Suppose that everybody’s Bayesian, everybody has the same prior distribution, but with different small amounts of data. To give some notation: suppose we will be looking at a sequence of parameters, theta_1, theta_2, theta_3, … with a common prior distribution p(theta), which represents the true distribution of this population of theta’s. (We could further suppose a hierarchical structure, so that p(theta) has hyperparameters that are estimated from data, but this is not necessary for our discussion here.) For simplicity, suppose p(theta) is a normal (bell-shaped) curve centered at 0 with standard deviation sigma.

Now suppose you get some data, y, on a parameter, theta, and summarize your inference by a point estimate which is your posterior mean, theta.hat = E(theta|y).

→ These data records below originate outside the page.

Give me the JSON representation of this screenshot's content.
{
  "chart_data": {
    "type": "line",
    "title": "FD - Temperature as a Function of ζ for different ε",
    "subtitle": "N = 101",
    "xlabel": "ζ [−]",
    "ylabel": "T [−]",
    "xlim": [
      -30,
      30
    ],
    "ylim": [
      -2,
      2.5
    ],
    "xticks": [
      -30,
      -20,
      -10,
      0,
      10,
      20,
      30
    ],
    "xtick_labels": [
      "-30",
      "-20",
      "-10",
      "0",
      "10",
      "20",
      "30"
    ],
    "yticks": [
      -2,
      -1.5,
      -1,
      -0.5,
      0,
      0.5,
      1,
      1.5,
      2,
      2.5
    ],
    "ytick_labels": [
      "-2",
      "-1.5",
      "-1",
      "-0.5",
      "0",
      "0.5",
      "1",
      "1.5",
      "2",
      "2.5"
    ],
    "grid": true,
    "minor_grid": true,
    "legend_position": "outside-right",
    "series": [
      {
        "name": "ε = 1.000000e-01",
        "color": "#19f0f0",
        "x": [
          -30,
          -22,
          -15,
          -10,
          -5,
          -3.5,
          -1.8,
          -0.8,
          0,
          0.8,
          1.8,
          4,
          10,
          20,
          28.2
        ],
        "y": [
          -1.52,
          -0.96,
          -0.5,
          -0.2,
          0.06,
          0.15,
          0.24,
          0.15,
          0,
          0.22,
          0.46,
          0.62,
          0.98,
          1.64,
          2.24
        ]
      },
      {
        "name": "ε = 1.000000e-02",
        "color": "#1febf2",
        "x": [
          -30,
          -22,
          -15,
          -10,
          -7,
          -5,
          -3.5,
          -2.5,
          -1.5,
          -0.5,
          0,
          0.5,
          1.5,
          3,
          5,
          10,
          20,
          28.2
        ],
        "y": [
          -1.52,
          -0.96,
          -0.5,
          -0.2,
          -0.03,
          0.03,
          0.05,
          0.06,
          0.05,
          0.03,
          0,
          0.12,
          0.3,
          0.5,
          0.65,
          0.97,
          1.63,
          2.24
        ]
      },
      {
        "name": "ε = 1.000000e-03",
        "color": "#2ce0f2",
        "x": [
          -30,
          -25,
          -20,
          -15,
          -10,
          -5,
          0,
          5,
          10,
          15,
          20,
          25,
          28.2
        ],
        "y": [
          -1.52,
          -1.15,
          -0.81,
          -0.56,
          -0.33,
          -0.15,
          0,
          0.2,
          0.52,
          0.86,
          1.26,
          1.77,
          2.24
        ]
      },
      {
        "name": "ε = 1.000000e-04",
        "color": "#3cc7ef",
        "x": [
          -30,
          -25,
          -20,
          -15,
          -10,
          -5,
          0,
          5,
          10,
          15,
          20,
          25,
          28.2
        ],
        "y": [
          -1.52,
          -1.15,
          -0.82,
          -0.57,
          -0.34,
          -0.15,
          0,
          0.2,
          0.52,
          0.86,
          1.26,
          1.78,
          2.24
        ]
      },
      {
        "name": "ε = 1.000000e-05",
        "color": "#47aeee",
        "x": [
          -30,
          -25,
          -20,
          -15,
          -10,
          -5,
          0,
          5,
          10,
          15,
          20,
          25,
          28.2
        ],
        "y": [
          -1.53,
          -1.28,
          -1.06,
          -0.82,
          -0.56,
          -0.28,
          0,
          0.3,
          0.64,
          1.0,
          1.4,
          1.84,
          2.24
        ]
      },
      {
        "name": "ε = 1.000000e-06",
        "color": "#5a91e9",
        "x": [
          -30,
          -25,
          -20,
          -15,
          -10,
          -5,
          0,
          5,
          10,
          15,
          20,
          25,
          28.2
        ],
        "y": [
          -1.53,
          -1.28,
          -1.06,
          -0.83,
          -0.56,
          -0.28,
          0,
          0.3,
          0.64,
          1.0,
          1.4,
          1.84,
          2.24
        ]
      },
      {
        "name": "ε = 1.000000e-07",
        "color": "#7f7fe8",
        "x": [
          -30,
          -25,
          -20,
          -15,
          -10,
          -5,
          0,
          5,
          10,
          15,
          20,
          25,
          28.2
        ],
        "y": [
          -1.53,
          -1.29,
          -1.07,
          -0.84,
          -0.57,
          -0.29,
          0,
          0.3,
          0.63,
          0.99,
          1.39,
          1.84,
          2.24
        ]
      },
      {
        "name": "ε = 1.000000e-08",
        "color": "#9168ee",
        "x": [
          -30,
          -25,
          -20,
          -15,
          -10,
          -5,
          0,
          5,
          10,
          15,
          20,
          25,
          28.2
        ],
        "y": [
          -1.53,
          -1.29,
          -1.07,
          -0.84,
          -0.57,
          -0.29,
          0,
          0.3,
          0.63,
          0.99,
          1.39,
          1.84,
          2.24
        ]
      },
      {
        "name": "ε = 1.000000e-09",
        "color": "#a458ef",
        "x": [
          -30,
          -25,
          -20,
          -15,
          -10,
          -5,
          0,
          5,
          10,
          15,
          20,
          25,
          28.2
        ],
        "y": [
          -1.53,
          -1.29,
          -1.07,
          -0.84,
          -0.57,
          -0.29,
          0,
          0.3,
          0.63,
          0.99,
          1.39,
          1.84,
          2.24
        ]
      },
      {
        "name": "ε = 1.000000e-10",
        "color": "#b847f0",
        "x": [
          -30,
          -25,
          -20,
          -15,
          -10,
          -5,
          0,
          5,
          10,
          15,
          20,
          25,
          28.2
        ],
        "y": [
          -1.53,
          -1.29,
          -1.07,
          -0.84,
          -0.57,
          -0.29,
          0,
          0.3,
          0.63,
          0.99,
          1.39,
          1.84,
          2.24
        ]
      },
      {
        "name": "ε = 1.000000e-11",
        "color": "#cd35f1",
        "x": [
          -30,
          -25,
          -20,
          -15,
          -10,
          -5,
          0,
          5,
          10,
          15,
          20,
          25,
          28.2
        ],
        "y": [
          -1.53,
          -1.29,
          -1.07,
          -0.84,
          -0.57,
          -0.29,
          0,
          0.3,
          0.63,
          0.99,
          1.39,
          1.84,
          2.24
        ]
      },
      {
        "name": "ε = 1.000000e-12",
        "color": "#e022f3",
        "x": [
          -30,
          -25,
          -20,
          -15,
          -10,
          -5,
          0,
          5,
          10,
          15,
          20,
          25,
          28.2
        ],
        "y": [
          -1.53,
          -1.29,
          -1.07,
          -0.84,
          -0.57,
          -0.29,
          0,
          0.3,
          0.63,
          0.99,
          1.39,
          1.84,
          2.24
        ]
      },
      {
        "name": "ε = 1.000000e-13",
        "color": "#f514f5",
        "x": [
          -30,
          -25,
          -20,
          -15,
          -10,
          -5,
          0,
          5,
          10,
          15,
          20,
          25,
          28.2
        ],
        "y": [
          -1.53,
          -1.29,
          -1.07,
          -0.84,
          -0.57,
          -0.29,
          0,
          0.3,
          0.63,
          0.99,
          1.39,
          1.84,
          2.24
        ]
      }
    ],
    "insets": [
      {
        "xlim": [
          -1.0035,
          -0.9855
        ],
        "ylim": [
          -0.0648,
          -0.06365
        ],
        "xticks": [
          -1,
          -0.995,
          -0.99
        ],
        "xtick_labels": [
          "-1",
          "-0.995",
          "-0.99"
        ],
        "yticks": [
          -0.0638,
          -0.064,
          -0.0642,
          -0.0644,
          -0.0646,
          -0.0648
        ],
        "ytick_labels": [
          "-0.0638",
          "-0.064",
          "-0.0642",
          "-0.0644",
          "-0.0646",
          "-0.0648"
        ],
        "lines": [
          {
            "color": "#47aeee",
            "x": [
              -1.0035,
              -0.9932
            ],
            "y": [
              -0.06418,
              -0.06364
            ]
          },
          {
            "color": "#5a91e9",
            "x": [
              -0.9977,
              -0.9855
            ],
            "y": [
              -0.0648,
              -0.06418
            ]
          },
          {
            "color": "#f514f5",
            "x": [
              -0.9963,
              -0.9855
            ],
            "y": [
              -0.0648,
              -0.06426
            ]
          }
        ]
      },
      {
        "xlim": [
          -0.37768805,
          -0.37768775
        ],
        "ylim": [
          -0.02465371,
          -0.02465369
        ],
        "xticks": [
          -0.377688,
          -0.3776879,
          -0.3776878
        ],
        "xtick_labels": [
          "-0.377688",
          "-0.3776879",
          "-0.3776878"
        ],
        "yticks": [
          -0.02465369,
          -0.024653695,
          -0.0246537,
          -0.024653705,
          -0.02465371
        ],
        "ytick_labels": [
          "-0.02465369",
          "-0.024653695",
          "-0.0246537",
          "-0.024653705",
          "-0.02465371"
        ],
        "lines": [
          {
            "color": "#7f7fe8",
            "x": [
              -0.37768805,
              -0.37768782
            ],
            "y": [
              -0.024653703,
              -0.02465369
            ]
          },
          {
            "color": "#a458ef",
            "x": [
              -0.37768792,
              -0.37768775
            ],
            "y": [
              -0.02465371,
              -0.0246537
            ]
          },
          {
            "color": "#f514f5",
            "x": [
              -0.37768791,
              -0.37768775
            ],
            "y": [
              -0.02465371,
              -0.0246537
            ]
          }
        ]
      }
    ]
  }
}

Averaging over all possible data y that you might see, this posterior mean a sampling distribution which is centered about 0 but with a standard deviation less than sigma. This derives from an application of the basic variance-decomposition inequality: var(theta.hat) = var(E(theta)|y) = var(theta) – E(var(theta|y)), which tells us that the theta.hat’s are less variable than the underlying thetas. (This is a point we make in our paper, All Maps of Parameter Estimates are Misleading, and it also is discussed in some papers by Tom Louis.)

Here’s some R code, producing the graph below:

J <- 200 mu.theta <- 0 sigma.theta <- 1 theta <- rnorm (J, mu.theta, sigma.theta) n <- 100 sigma.y <- .5 y <- array (NA, c(J,n)) theta.hat <- array (NA, c(J,n)) theta.hat.rank <- rep (NA, J) for (j in 1:J){ y[j,] <- rnorm (n, theta[j], sigma.y) theta.hat[j,] <- (y[j,]/sigma.y^2 + mu.theta/sigma.theta^2)/ (1/sigma.y^2 + 1/sigma.theta^2) theta.hat.rank[j] <- mean (theta.hat[j,] < y[j,]) } par (mfrow=c(2,2)) x.range <- range (theta,y,theta.hat) hist (theta, xlim=x.range, yaxt="n", ylab="", main="True parameter values") hist (y, xlim=x.range, yaxt="n", ylab="", main="Data") hist (theta.hat, xlim=x.range, yaxt="n", ylab="", main="Point estimates of parameters") hist (theta.hat.rank, main="Opinion-ranks of estimates")

priors.png

Getting back to Robin’s question: so, if everybody is Bayesian, using a prior distribution that correctly reflects the distribution of the underlying parameters being modeled, then, the point estimates will, on average, be closer to the center of the distribution as compared to the true values. (To put it another way, the parameter estimates are shrunk toward the prior mean.) And so the truth will look stranger than fiction–if fiction is thought of as point estimates!

3. This point arises in many statistical examples: one’s best guess is inherently more sober than what might possibly happen, which is one argument for considering fanciful possibilities in fiction. Taking your best point estimate at every step of the way will not give a realistic simulation of reality. Reality occasionally includes the unexpected.

4. We can apply this reasoning to sports scores, for example. Football games can be predicted to an accuracy of about 14 points (that is, the difference between the score differential and the point spread has an approximate normal distribution with mean 0 and standard deviation 14); see chapter 1 of Bayesian Data Analysis and some data here. Looking at these data:

– The average difference between winner’s and loser’s score is 12 points.
– The average spread (point prediction of difference between winner and loser) is 5.3 points.
– 71% of the time, the score is more extreme (in difference between winner’s and loser’s score) than the spread. (The favorite beats the spread in about half the games, and in another 20% or so of the games, the underdog actually wins by a larger margin than the favorite was favored.)
– The distribution of actual game outcomes (as measured by score differentials) is more extreme than the distribution of the point predictions.